Police clashed Wednesday with several hundred protesters chanting "Death to America!" and "Death to Israel!" and trying to march to the U.S. Embassy in Bahrain, witnesses said.

Police used rubber bullets and tear gas to disperse the crowd of about 500 high school students, the witnesses said. There were no immediate reports of casualties.

Many of the protesters wore black in mourning for Palestinians killed in Israel's ongoing military operation in the West Bank.

A protest outside the embassy on Friday deteriorated into violence, with protesters hurling rocks and Molotov cocktails into the embassy grounds and setting a satellite dish and a sentry box on fire. A protester who was hit in the head by a rubber bullet died two days later.

Wednesday's clashes took place several hundred yards from the U.S. Embassy in Manama. Scores of riot police were deployed outside the compound.

"U.S. and Israel are the terrorists," read one banner carried by the protesters.

Demonstrators have demanded that U.S. forces leave Bahrain, a tiny island state in the Persian Gulf that is the base of the U.S. Fifth Fleet.

Bahrainis also have been enraged by U.S. Ambassador Ronald Neumann, who was at an April 3 mock U.N. forum at which a Bahraini student who was playing the role of a Palestinian delegate called for a minute of silence for Palestinian victims of Israeli-Palestinian violence.

Soon after, Neumann, a keynote speaker at the forum, urged the gathering to remain standing out of respect for Israeli victims as well. Neumann said in a statement later that "mourning for innocent lives being lost on both sides is the least we owe to our common humanity." Arabs in Bahrain and elsewhere, though, condemned Neumann's remarks as one-sided.

Street demonstrations have swept the Arab world since Israel began its military campaign in Palestinian areas in search of militants. Washington is seen as backing Israel's crackdown on the Palestinians.

Some of the protests also were directed against Arab governments, seen as doing too little to support the Palestinians in their 18-month-old uprising against Israeli rule in the West Bank and Gaza.

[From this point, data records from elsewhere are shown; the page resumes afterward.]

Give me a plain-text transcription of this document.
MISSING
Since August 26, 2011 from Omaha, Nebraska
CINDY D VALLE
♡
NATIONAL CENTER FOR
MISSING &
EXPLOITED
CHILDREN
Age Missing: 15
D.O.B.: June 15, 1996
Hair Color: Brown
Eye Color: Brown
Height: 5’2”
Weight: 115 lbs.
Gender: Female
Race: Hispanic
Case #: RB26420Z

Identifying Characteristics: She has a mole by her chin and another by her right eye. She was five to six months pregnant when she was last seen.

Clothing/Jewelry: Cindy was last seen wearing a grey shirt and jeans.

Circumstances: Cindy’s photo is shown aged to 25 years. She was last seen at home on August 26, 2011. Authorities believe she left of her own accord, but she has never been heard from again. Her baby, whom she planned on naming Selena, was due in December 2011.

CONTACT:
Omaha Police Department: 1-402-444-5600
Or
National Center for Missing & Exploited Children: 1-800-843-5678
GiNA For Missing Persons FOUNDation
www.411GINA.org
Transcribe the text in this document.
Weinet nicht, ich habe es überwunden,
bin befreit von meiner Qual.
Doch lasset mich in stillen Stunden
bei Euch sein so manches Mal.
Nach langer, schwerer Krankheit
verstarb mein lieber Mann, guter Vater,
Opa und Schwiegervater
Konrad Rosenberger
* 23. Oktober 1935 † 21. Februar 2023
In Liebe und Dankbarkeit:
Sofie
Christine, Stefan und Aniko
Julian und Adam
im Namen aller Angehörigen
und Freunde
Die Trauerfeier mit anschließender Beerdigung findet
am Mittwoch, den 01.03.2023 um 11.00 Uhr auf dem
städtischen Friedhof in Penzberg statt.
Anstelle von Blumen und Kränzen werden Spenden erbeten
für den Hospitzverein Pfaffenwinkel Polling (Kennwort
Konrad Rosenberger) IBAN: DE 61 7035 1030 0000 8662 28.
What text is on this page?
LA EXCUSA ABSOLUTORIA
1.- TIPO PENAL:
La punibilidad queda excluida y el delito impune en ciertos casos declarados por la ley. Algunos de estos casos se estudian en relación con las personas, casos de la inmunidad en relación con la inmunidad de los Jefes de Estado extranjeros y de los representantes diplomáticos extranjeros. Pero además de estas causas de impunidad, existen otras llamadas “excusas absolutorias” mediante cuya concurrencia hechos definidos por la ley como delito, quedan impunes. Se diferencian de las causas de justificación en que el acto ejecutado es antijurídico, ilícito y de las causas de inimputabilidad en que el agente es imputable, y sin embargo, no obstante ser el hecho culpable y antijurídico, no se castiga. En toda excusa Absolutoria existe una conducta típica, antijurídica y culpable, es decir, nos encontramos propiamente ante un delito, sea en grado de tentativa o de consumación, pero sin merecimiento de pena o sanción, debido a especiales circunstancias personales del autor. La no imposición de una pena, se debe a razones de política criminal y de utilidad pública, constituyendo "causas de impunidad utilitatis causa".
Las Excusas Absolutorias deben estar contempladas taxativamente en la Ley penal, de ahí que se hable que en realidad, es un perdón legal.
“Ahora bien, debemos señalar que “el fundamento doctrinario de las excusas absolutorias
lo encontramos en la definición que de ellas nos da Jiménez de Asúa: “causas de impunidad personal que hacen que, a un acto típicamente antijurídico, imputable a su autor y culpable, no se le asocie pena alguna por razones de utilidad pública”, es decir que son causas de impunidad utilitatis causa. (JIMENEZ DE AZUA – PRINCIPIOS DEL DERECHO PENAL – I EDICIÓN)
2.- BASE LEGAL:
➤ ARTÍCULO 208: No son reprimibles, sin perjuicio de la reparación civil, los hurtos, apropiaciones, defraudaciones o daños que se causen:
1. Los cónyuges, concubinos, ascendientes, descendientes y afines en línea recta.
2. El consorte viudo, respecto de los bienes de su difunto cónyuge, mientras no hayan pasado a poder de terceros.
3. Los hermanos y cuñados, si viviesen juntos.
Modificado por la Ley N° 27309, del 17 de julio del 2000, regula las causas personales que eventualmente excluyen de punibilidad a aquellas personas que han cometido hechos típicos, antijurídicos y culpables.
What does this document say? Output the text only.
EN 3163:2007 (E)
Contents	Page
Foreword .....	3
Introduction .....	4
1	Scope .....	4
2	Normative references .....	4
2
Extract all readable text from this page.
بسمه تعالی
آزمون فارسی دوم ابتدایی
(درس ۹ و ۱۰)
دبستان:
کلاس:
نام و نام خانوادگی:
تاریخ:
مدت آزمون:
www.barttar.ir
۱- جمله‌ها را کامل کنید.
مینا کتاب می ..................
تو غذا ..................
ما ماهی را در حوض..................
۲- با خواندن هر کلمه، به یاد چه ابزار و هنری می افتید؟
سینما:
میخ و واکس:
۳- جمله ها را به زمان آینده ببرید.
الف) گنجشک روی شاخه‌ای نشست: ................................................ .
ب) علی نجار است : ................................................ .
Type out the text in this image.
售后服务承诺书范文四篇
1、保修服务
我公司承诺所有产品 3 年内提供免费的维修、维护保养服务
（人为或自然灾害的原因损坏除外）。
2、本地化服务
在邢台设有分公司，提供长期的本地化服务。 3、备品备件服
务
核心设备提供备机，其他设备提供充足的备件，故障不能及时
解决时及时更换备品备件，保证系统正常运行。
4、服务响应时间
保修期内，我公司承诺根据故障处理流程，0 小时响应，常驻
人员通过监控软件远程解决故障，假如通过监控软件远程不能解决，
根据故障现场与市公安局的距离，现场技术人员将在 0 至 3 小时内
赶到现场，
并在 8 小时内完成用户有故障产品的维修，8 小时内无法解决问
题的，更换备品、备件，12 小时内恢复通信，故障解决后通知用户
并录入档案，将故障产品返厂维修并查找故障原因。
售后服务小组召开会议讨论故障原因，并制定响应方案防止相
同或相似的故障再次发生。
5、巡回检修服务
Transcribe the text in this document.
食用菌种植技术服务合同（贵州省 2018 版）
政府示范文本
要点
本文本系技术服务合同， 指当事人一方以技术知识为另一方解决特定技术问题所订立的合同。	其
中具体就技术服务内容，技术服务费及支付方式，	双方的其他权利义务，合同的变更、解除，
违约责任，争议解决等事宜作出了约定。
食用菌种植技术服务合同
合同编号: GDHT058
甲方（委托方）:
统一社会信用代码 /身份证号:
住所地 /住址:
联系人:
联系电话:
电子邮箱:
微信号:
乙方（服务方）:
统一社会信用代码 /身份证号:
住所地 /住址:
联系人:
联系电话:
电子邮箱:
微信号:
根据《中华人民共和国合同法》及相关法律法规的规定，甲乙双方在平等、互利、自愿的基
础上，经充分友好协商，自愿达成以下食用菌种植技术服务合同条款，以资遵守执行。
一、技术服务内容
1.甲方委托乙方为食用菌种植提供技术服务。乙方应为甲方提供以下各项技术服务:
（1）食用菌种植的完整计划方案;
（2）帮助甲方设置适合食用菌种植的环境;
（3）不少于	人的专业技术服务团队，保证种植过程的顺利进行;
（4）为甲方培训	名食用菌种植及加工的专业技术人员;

In Egypt's Mediterranean city of Alexandria, a cultural center run by the U.S. Embassy was closed Wednesday following clashes there Tuesday that left one student dead and about 100 injured. The death took to four the number of known fatalities linked to the Arab protests. The others occurred in Bahrain, Jordan and Yemen.

"The U.S. Embassy urges all American citizens in Egypt and particularly those in the Alexandria area to exercise extreme caution," said a statement posted on the embassy's website. It cited the death and injuries among protesters in Alexandria.

The students in Alexandria were protesting U.S. Secretary of State Colin Powell's one-day stop Tuesday in the Egyptian capital, where he met with President Hosni Mubarak in an effort to broker a truce between the Israelis and Palestinians.

The anti-Israeli protests in Egypt have grown in vigor and numbers in recent days, prompting the Israeli Embassy in Cairo to send home families of its diplomats.

Officials at Cairo's airport said Tuesday that 45 family members had left for home. A spokesman for the embassy confirmed their departure, but refused to disclose any details.

Also Tuesday, leaders of radical Islamic groups across the Middle East and elsewhere published a declaration accusing Arab governments of betraying the Palestinians and saying jihad, or holy war, "has become a religious duty of every Muslim."

The declaration was signed by the leaders of Hezbollah, a Lebanese guerrilla group backed by Syria and Iran, the Palestinian Islamic group Hamas and Egypt's outlawed Muslim Brotherhood. Other signatories were leaders of Islamic groups in Pakistan, Bangladesh, India, Syria, Morocco, Iran, Malaysia, Yemen, Sri Lanka, Libya, Iraq, Turkey, Algeria, Tunisia, South Africa and Mauritania.